The apparel industry employs plenty of Americans, just not in the cutting and sewing operations that our parents and grandparents endured, working long hours for low wages. Congressman Steve Israel, citing 600,000 vacant manufacturing jobs (though I’m not sure what that number means), calls the Olympic Committee’s decision to outsource manufacturing uniforms to China “not just outrageous,” but “plain dumb.” Does Mr. Israel realize that the U.S. Olympic team is privately funded, and that the funders—unlike Congress—feel obligated to stay within budget?
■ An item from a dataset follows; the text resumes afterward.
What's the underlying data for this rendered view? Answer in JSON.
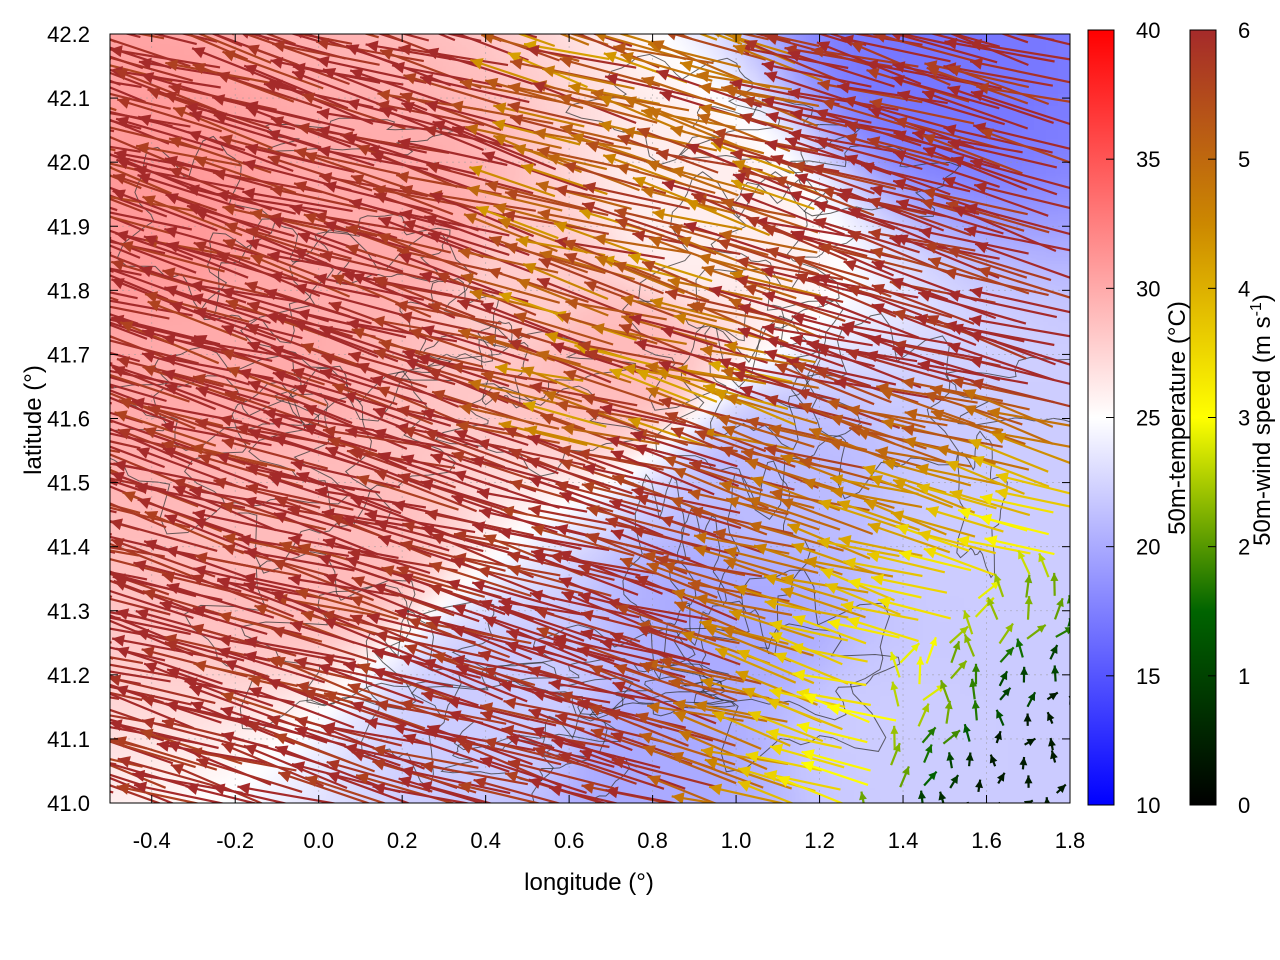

Does Mr. Israel actually believe that producing those couple of hundred uniforms in the United States would spark an employment renaissance? How about if Congress decides what the 2013 tax rates will be today, as opposed to tomorrow? That one extra day of certainty would create far more jobs for a longer period than the one- or two-day production run necessary to make those couple hundred uniforms.


If you are still not convinced that our policymakers’ objections are inane, consider this: As our U.S. athletes march around the track at London’s Olympic stadium wearing their Chinese-made uniforms and waving their Chinese-made American flags, the Chinese athletes will have arrived in London by U.S.-made aircraft, been trained on U.S.-designed and ‑engineered equipment, wearing U.S.-designed and ‑engineered footwear, having perfected their skills using U.S.-created technology.


Our economic relationship with China, characterized by transnational supply chains and disaggregated production sharing, is more collaborative than competitive. The real competition will be happening in the gyms, pools, and on the fields. Let the games begin.